I received several very useful suggestions to my question on translating
multiple, uniquely identified rows from multiple files into one, numeric
Splus file. I thank Stephen Weller, Andy Liaw, and James Holtman for
their assistance. I have posted the replies below with the exception of
Stephen Weller's message because he sent it to the list. At the end of
the replies, I have posted the original message for those interested in
re-reading it.
#----James Holtman---------------
Here is one of doing it. You read the file in with "scan(...what
='character', sep='\n')" to read in each line as a character vector.

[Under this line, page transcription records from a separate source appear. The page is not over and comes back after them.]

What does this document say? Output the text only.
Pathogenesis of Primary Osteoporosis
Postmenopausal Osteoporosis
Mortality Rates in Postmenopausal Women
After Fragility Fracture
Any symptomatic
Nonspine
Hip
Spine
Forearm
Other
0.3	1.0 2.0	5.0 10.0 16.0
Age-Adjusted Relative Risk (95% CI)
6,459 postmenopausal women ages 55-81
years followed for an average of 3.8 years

Then separate out the lines that you are interested in in a new object
(in the example below, lines that start with "C"). Then use
'textConnection' to read in this object.
> x.in <- scan('tempxx', what='character', sep='\n')
Read 20 items
> x.in
[1] "C 0.575115921808201 0.0912244697313813"
[2] "X 0.51203689130769 0.351417834486677"
[3] "C 0.336942071639221 0.324503383441945"
[4] "X 0.228913358931642 0.395039733824096"
[5] "C 0.850863703026172 0.224212603462909"
[6] "X 0.594487485148592 0.576069293444992"
[7] "I 0.900631305272838 0.6758116068495"
[8] "I 0.337903537866171 0.846088978891747"
[9] "X 0.986568547316493 0.282605149383332"
[10] "X 0.216593418320779 0.649524857208488"
[11] "C 0.422773490991158 0.296612558722639"
[12] "X 0.136980706857746 0.38444003704573"
[13] "C 0.183686651099400 0.157469714795581"
[14] "I 0.73923632356786 0.187183499379825"
[15] "X 0.59747994099685 0.930189237680796"
[16] "X 0.401679007895682 0.774042770446754"
[17] "X 0.762639131807405 0.735627770827996"
[18] "C 0.0531840282616168 0.80239231670331"
[19] "I 0.326288505998973 0.727728606371146"
[20] "X 0.226769466005910 0.613449229768815"
> x.C <- x.in[grep("^C", x.in)] # select lines that start with "C"
> x.C
[1] "C 0.575115921808201 0.0912244697313813"
[2] "C 0.336942071639221 0.324503383441945"
[3] "C 0.850863703026172 0.224212603462909"
[4] "C 0.422773490991158 0.296612558722639"
[5] "C 0.183686651099400 0.157469714795581"
[6] "C 0.0531840282616168 0.80239231670331"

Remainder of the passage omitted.